Your audio choice could range from Lorde‘s Solar Power album, the latest K-pop tunes, or just sticking to local podcasts. Whatever genre you’re into, there’s no denying that music is a big part of everyone’s lives. But Spotify recently released data that showed how a variety of non-music, non-talk audio content is being used by young Filipinos to improve their well-being.
The music streaming app partnered with YouGov to conduct research, which found almost 80% of young Filipinos believe that audio is a powerful tool to relax and unwind, 70% to aid falling asleep, and almost 70% helping them focus during work or study.
The results showed that nature sounds are the most popular to relax to. Nearly 50% of young Filipinos listen to nature sounds when trying to fall asleep. Gen Zs (28%) are also more likely than millennials (18%) to listen to Nature sounds when studying or working. On top of that, 66% of young Filipinos listen to the sounds of the great outdoors at least once a week.
The data also claims that 53% of Filipino Gen Zs listen to ASMR at least once a week a.k.a. a ‘brain-massage’, with high-definition and detailed recordings of sounds such as eating, crumpling paper, or popping bubble wrap. Spotify listeners also tune in to podcasts that give out a similar vibe like Sleeping Pill with Inka and ASMR Aaron.
On the other hand, white noise is a surprising mood booster. More than 1 in 2 young Filipinos listen to different forms of background noise at least once a week, and usually during their lunches or breaks. Filipinos are also discovering other forms of noise, such as pink sound (set at a lower frequency) and brown noise (contains more bass).
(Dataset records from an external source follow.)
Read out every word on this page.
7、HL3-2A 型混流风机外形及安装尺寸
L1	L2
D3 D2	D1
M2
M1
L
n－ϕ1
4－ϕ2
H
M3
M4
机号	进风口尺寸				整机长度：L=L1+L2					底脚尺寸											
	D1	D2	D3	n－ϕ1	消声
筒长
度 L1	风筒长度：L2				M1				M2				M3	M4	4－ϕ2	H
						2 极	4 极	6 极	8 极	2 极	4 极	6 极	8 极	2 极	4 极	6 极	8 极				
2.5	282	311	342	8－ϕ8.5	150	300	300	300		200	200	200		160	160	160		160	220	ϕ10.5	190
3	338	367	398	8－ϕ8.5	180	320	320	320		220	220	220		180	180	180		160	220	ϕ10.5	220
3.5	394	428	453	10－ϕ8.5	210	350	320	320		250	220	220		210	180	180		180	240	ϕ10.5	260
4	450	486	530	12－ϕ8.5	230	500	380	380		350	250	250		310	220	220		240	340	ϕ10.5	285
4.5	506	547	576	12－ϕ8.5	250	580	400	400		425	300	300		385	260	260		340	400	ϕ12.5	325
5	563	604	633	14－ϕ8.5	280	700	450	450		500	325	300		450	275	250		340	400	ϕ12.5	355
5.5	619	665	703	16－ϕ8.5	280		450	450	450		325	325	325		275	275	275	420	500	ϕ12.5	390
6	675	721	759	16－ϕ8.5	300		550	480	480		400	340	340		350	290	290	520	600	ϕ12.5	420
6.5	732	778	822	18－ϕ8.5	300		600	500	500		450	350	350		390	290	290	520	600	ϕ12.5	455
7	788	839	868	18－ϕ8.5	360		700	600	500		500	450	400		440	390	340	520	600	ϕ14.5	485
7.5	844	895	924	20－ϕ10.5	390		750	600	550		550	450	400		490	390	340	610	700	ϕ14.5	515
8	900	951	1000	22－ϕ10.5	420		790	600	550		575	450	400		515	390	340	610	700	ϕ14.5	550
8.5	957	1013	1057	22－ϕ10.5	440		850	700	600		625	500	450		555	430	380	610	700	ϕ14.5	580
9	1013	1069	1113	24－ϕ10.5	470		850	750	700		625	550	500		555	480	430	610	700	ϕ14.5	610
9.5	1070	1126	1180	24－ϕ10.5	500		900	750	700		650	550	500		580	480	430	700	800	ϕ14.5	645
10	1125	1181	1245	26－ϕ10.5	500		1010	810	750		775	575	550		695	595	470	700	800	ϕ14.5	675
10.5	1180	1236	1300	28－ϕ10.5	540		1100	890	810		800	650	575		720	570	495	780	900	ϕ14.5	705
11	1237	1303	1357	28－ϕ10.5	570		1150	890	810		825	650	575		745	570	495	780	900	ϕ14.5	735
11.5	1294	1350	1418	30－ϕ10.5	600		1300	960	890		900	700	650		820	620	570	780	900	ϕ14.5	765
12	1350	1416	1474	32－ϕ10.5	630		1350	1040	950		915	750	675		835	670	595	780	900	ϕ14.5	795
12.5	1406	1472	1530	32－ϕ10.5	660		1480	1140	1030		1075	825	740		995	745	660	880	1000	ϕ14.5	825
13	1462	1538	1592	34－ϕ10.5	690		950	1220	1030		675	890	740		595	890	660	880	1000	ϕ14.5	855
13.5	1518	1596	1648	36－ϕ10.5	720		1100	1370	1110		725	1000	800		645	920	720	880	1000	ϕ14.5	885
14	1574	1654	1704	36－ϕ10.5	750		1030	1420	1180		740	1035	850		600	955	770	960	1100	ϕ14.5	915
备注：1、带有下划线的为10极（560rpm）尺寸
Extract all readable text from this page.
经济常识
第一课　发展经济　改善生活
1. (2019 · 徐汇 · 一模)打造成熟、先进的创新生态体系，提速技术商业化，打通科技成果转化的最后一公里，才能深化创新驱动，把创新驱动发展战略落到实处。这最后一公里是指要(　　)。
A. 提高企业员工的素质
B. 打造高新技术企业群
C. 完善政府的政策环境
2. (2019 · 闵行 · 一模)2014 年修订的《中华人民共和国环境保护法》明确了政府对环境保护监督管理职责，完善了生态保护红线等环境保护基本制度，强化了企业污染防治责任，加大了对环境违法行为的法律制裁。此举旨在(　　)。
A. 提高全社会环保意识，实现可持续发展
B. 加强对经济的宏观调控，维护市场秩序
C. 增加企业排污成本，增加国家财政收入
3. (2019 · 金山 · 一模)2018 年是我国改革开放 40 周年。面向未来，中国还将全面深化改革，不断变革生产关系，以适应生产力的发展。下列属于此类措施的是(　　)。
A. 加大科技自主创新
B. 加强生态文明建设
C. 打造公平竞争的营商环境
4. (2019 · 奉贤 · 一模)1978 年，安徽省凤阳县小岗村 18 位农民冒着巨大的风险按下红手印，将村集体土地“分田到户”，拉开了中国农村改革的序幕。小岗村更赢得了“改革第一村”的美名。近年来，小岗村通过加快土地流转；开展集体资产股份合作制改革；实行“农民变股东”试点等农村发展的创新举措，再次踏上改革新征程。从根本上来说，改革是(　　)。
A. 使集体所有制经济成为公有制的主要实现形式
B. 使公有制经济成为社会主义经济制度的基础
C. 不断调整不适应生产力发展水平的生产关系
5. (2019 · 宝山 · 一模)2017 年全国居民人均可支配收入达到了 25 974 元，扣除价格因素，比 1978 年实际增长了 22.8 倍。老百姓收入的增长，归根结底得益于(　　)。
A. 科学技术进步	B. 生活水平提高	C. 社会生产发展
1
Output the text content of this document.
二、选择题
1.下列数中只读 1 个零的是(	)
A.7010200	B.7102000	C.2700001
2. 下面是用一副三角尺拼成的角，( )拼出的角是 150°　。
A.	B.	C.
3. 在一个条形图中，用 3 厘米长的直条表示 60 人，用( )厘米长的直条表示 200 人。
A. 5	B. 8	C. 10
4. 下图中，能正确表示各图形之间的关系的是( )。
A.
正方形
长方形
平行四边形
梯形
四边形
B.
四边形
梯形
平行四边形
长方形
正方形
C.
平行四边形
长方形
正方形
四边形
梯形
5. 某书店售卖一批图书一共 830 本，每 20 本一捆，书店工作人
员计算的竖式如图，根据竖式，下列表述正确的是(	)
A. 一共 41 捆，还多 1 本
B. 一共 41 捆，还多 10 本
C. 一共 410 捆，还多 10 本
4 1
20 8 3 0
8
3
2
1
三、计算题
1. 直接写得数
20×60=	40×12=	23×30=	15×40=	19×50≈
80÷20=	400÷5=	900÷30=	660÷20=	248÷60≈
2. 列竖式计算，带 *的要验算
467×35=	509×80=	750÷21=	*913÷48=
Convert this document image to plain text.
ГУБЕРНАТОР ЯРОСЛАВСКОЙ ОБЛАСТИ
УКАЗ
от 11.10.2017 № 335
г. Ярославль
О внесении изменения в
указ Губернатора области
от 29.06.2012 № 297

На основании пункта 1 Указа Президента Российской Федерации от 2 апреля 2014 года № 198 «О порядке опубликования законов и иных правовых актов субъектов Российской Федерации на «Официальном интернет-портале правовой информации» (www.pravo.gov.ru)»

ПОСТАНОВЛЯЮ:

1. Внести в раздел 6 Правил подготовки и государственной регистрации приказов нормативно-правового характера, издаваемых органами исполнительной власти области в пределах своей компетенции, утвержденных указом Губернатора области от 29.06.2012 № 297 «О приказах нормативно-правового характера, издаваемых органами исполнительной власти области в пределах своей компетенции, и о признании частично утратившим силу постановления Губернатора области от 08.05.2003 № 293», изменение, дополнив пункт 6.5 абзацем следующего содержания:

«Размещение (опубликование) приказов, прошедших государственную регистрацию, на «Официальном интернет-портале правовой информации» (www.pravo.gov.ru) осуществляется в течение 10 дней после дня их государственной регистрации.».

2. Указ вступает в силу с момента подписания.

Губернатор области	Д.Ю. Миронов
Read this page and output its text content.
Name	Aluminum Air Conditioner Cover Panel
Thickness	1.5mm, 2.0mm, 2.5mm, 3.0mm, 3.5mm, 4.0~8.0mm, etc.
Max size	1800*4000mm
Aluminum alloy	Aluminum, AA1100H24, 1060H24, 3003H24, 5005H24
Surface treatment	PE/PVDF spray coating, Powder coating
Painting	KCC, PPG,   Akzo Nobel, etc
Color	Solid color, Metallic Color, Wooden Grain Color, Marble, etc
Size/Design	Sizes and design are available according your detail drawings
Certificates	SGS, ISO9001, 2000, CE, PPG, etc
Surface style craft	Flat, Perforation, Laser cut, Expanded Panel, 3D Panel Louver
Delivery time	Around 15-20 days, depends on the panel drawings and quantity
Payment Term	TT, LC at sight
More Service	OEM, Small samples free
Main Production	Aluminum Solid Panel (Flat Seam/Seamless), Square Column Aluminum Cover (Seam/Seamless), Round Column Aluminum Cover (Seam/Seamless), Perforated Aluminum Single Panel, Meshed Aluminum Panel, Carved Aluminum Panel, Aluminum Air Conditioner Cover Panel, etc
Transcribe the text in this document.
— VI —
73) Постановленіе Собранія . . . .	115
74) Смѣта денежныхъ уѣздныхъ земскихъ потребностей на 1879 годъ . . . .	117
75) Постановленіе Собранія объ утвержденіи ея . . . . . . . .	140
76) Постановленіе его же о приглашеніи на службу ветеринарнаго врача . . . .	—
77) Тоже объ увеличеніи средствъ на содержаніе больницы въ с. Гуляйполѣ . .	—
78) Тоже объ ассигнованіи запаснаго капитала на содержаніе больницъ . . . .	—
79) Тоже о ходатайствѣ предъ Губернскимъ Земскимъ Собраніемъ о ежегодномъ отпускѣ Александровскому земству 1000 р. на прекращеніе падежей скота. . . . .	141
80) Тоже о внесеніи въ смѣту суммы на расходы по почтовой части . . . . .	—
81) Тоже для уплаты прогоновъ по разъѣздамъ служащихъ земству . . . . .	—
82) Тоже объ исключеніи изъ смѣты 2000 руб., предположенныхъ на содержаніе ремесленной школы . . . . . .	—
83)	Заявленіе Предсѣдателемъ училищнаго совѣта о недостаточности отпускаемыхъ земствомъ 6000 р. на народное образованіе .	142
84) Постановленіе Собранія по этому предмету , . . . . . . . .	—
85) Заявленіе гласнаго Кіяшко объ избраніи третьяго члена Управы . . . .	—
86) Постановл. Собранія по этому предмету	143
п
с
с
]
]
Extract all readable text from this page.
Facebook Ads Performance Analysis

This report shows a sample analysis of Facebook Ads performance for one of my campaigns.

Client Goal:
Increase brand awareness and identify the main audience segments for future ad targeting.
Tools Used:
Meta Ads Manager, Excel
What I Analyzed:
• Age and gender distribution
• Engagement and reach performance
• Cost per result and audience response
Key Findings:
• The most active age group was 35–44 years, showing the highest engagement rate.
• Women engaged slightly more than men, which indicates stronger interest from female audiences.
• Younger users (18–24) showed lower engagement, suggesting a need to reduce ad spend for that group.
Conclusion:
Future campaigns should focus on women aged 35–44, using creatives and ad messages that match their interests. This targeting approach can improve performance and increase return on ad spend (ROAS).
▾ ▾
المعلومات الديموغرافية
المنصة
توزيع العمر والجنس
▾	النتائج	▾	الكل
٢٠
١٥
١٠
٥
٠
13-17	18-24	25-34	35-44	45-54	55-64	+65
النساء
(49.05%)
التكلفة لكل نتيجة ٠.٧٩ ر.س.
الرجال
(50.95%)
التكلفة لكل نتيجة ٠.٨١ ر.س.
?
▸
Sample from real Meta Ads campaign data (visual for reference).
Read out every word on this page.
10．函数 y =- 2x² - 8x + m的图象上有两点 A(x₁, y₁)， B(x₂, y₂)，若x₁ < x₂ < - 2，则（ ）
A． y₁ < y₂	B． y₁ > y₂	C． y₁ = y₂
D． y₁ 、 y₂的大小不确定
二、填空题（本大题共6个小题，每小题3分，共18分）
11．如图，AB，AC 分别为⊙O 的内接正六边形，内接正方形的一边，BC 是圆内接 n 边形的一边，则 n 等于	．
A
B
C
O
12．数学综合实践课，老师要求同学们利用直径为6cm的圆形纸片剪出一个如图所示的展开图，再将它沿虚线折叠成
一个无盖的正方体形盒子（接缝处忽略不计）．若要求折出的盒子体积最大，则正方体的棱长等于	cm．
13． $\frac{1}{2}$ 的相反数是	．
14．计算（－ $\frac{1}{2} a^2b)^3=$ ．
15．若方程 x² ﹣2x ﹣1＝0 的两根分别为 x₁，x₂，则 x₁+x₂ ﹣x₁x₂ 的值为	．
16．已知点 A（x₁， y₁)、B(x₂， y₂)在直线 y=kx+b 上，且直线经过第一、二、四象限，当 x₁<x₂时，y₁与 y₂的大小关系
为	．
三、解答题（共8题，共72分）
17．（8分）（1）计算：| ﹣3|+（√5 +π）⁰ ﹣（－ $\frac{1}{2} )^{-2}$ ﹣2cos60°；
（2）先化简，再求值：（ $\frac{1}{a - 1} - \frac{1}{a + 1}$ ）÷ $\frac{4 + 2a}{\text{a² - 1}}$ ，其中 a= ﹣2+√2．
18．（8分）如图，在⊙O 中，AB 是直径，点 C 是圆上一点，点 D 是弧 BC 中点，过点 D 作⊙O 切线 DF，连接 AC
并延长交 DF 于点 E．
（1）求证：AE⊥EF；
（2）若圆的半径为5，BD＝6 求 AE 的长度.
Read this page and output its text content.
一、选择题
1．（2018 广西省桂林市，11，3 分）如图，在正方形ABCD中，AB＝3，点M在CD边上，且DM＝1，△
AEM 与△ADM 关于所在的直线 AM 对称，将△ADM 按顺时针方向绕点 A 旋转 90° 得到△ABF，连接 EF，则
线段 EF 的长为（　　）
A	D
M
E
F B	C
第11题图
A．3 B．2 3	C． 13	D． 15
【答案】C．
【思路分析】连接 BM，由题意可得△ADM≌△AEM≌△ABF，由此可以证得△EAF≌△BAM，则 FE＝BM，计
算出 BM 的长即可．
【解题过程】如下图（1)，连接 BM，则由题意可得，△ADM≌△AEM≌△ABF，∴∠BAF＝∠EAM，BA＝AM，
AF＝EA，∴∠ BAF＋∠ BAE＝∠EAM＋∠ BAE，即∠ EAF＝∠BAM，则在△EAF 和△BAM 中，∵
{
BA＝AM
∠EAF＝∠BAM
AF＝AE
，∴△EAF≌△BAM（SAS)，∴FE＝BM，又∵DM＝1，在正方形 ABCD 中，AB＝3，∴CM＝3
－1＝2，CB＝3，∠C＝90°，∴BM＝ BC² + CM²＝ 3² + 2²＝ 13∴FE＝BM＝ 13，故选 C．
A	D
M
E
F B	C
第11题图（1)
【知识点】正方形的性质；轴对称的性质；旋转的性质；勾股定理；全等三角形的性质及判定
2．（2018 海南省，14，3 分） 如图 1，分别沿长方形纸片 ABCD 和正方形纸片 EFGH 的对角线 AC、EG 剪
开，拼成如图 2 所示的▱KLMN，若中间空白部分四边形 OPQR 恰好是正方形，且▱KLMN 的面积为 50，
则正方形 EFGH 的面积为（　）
Kossy Ng, Spotify Head of Music for Asia Pacific Kossy Ng said in a statement that people from the country and all over the world are redefining what mental and physical wellness means. He added, ‘We are encouraged that many, especially the younger generations, are pulling back the curtain and using various auditory experiences to connect with themselves and prioritize their well-being.’